Hey, sorry for taking so long to answer. This warning: There are adapters available but none are activated for the forward pass
usually means that haven't activated any adapters to be used in a forward pass. While the adapters are re-loaded together with the model automatically, they still have to be activated again to be used: model.set_active_adapters("adapter_v1")
. The currently active adapters can be printed using model.active_adapters
.
Thanks for the reply. If I use model.set_active_adapters("adapter_v1")
I receive Overwriting existing adapter 'adapter_v1'.

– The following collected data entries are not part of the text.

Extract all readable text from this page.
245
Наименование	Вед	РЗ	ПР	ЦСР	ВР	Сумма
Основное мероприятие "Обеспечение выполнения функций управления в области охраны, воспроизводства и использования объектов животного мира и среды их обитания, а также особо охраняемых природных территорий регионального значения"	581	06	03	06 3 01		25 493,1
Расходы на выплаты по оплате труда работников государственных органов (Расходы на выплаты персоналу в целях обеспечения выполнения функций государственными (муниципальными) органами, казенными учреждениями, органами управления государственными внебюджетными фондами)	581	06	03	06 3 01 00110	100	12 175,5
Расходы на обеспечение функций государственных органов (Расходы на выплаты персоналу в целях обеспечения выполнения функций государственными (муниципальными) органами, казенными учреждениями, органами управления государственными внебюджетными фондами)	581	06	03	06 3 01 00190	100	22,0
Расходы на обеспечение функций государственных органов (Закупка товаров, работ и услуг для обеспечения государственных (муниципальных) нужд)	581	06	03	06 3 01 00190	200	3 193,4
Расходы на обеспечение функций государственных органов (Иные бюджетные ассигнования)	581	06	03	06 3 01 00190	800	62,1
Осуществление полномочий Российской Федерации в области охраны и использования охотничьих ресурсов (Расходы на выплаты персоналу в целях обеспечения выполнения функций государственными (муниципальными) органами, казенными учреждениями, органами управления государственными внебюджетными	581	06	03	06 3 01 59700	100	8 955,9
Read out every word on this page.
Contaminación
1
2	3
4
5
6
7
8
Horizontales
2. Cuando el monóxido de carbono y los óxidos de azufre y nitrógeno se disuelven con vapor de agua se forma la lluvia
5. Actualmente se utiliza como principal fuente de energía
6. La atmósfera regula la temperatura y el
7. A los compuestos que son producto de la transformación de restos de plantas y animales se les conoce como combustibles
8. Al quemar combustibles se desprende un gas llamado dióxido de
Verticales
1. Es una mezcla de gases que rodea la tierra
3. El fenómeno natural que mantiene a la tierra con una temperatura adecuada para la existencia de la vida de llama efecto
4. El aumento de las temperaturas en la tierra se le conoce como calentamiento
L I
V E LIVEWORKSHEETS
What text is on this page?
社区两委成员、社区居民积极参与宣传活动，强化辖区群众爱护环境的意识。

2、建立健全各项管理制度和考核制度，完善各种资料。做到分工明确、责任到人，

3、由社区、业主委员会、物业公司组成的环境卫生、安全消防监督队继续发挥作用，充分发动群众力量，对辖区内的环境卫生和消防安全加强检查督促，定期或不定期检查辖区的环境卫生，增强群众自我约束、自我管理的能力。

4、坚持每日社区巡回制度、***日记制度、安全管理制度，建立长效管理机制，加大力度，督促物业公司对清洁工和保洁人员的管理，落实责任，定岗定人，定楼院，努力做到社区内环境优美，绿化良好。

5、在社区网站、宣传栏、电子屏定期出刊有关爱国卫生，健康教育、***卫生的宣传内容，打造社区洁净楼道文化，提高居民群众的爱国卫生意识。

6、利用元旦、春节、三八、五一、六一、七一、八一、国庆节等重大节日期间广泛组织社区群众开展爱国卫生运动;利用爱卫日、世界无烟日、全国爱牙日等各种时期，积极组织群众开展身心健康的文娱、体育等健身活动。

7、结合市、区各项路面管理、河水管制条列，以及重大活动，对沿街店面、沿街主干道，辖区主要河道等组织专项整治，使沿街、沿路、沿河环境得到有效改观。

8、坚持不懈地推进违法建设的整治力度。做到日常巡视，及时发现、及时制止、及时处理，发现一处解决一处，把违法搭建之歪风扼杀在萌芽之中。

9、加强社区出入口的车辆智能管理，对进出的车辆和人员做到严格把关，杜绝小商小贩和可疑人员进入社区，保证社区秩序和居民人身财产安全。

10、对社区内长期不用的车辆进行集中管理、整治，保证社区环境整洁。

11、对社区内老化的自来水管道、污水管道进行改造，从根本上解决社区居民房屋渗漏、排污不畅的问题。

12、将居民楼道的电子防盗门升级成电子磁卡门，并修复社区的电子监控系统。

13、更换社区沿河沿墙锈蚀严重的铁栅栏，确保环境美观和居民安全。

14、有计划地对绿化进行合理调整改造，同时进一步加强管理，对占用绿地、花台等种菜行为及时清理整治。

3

That's interesting, this warning should not possibly occur when calling set_active_adapters()
as this method is not loading any adapter weights. Usually, this happens when you load weights from an adapter that is already added to the model. E.g., when an adapter is loaded together with the model using from_pretrained()
and, afterwards, is loaded once again using load_adapter()
somwhere. However, as long as the last loaded checkpoint is the correct one, this warning will not result in any issues.
This issue has been automatically marked as stale because it has been without activity for 90 days. This issue will be closed in 14 days unless you comment or remove the stale label.
This issue was closed because it was stale for 14 days without any activity.